Jones came from rural Tennessee, by way of Yale Law School. The self-described former "rowdy black nationalist" is best known as founder of the Ella Baker Center, an Oakland-based nonprofit group with roots firmly grounded in criminal-justice issues that affect low-income people of color. In 1995, he started Bay Area PoliceWatch, a program that assists victims of alleged police brutality. He made his mark as an activist by brashly saying things no other civil-rights leaders would say, such as "Willie Brown's Police Commission is killing black people." The center's second program, Books Not Bars, runs a campaign to radically transform California's youth prisons into rehabilitation centers. As the group gained visibility and a reputation for in-your-face tactics, its annual budget snowballed to $1.4 million, and its staff increased to 22.

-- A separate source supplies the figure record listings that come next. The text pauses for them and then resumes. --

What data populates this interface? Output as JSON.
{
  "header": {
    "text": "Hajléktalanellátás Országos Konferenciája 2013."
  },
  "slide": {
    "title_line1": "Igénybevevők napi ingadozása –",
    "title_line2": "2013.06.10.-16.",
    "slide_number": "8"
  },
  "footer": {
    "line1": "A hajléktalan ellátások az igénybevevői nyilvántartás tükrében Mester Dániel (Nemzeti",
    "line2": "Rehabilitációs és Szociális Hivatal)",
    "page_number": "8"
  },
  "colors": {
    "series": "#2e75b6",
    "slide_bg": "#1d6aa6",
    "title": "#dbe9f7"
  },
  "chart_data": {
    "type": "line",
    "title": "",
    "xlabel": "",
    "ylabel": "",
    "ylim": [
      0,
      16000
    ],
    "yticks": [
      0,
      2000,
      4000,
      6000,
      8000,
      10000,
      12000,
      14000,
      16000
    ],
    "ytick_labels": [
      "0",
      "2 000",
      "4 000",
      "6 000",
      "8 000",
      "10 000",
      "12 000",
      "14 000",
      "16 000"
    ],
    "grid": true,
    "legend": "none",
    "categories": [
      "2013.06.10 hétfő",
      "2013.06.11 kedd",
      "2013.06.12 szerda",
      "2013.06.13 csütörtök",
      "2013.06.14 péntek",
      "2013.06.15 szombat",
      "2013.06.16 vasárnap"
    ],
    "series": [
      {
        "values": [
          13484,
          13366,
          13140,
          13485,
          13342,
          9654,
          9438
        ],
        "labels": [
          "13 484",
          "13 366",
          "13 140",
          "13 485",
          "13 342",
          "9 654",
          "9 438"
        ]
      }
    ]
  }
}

But Jones' personal life has been punctuated with a series of epiphanies, each of which has expanded the focus of his work. In college, he embraced the fight for racial justice. Then he moved to the Bay Area and embraced the struggle for class justice. When he gained interest in environmentalism, he started searching for a way to pull together all three quests in the service of a better future. Now that he believes he has found that unified field theory -- one suffused with his rediscovered spirituality -- he's out to sell it to the progressive world.
"There is a green wave coming, with renewable energy, organic agriculture, cleaner production," he said in an interview. "Our question is, will the green wave lift all boats? That's the moral challenge to the people who are the architects of this new, ecologically sound economy. Will we have eco-equity, or will we have eco-apartheid? Right now we have eco-apartheid. Look at Marin; they've got solar this, and bio this, and organic the other, and fifteen minutes away by car, you're in Oakland with cancer clusters, asthma, and pollution."